Loretta Breuning, author of Habits Of A Happy Brain, explains that ‘the human brain is attracted to troubling information because it’s programmed to detect threats, not to overlook them. This can make it hard for us to ignore the negatives and seek out the positives around us. Our brain is predisposed to go negative, and the news we consume reflects this.’
Have you ever had a conversation with someone that consumes a lot of news coverage? In my experience, these people commonly talk about and focus on negative situations that they hear on the news as if the world is ending. Yes, there’s crime, violence, political unrest and undoubtedly bad things happening all over the world including in our own country, cities and towns. But does constantly watching and focusing on it help our well-being? I argue that it doesn’t.
It’s a fact that bad news gets higher ratings and sells more papers than good news. In fact, most of the news reported on in mainstream media is almost entirely negative. From natural disasters to murders and other kinds of suffering, it seems the only natural conclusion of watching or reading mainstream news is that the world is a terrible place, and that it is getting worse every day. However, the reality is quite the opposite: most humans are inherently good and strive for peace and happiness.
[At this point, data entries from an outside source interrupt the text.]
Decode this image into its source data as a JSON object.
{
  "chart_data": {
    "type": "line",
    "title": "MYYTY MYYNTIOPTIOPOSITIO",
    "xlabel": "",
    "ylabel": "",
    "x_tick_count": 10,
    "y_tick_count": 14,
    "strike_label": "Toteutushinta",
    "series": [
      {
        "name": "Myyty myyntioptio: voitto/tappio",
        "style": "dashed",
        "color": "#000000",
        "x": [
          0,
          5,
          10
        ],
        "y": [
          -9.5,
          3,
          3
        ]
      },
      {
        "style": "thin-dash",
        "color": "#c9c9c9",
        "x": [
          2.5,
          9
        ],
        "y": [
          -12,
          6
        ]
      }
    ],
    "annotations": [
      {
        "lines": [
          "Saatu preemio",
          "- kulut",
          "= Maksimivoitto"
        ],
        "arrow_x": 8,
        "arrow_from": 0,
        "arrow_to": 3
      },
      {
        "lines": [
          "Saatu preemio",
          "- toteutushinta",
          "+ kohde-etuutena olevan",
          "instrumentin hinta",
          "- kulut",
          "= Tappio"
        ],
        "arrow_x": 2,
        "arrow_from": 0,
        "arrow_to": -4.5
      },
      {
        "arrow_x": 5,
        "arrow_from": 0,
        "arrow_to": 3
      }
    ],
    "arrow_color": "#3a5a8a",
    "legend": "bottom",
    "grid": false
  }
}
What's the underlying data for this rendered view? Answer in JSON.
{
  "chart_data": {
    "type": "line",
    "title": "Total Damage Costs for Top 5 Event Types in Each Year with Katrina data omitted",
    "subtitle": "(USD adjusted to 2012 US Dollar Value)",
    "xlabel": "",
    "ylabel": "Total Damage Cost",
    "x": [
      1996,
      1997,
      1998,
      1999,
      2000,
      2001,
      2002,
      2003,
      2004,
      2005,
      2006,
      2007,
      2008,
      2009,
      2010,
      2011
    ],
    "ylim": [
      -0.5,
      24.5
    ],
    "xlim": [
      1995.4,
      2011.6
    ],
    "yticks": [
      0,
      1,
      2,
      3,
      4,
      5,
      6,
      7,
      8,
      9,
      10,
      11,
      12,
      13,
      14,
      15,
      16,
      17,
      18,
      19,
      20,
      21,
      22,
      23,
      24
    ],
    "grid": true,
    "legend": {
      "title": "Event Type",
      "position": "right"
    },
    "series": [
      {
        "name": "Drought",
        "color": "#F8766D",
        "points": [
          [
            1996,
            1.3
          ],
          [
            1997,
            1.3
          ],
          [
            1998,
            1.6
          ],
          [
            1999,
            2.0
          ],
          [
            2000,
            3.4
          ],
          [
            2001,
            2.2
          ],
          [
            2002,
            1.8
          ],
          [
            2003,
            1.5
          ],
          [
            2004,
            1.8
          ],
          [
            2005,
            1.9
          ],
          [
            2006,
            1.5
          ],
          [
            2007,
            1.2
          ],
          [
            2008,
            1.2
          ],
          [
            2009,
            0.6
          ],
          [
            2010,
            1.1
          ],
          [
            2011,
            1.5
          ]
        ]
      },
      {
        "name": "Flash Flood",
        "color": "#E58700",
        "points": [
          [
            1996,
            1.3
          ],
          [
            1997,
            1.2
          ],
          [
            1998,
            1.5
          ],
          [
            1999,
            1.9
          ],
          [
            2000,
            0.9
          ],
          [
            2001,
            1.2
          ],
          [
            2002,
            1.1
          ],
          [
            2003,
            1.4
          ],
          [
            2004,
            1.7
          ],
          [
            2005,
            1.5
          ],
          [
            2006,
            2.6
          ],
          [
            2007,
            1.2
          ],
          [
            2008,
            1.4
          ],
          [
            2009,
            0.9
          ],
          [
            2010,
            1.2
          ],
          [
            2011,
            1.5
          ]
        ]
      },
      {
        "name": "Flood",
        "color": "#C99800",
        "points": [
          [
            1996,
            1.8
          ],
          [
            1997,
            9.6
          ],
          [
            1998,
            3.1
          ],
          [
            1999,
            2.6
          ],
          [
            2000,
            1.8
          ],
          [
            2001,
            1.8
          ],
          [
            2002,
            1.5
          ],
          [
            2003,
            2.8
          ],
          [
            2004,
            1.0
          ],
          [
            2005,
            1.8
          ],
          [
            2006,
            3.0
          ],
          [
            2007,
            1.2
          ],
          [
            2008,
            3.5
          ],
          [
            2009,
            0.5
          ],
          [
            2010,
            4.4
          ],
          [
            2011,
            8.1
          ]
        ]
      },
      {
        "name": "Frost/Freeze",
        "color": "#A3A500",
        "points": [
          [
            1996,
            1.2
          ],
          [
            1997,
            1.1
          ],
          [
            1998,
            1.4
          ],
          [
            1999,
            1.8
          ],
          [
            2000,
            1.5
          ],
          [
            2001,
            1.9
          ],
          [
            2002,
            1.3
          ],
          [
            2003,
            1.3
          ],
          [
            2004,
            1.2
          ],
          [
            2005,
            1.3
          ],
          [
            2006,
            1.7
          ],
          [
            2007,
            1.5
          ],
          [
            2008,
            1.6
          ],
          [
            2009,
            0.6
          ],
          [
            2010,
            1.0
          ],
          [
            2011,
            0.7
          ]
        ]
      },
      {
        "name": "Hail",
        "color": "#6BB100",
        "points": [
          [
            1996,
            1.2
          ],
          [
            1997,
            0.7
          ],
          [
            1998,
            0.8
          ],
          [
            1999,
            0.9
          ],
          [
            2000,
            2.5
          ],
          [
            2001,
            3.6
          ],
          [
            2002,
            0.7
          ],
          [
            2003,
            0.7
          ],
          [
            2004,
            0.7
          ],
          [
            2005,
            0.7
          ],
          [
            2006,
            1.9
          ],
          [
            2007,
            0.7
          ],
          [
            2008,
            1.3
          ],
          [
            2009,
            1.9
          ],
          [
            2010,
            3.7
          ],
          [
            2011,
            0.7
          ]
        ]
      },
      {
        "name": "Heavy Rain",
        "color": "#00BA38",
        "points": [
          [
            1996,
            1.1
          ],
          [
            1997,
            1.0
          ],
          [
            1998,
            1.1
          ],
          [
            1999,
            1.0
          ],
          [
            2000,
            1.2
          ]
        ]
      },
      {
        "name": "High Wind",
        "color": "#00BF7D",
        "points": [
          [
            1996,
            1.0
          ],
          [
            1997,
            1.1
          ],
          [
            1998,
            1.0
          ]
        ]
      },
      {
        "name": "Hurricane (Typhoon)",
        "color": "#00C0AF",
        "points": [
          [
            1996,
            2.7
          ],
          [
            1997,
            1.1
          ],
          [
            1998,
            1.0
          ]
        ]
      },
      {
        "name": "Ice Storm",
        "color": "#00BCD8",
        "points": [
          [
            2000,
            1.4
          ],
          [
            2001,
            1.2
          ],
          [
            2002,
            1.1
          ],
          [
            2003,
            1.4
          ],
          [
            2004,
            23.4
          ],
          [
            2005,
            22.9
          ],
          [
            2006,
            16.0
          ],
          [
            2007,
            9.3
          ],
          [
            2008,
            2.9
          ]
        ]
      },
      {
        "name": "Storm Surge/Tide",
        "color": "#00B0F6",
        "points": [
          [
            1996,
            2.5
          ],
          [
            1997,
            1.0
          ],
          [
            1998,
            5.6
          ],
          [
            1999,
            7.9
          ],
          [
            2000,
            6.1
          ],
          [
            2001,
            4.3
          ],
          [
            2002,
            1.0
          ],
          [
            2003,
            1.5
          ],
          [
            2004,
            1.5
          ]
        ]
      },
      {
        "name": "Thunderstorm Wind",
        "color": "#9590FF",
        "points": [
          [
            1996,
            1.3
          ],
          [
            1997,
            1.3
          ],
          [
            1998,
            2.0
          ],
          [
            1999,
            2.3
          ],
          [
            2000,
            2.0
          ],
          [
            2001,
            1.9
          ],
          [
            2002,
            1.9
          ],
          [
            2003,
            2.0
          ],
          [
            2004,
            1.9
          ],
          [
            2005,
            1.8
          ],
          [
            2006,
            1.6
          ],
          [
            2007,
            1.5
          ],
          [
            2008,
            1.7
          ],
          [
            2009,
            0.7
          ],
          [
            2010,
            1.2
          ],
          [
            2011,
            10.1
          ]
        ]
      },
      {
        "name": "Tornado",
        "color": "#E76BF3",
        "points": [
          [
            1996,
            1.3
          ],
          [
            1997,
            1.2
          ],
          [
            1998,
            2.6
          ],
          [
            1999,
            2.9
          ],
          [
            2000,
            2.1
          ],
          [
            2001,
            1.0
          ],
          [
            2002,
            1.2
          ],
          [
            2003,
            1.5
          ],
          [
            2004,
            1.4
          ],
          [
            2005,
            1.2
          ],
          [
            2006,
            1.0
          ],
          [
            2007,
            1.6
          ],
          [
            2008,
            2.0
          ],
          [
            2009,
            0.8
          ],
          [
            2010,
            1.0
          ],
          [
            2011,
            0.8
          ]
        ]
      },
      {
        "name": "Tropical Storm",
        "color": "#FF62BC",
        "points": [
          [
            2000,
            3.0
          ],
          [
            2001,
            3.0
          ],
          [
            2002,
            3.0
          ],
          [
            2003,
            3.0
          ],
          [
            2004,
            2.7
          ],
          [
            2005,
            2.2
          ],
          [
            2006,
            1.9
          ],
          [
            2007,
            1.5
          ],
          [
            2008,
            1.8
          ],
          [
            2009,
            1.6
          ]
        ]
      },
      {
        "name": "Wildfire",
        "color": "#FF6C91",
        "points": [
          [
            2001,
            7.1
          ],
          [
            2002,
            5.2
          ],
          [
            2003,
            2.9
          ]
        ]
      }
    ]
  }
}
I recently listened to a TED talk by technologist JP Rangaswami who compared eating McDonald’s for 31 days, like in the movie ‘Supersize Me’ to watching Fox News for 31 days. In his talk Rangaswami compares mainstream news to fast food–cheap and unhealthy. He argues that there are much healthier types of information that we should consume.
There’s no doubt that there’s value in being well-informed, but watching the news too often can be detrimental to our health. I recommend changing your media diet and limiting your news consumption for a few weeks to see if you notice a difference. And at the very least, do not to watch the news before bed. Our goal should be to fill your minds with positive thoughts before laying it to rest for the night.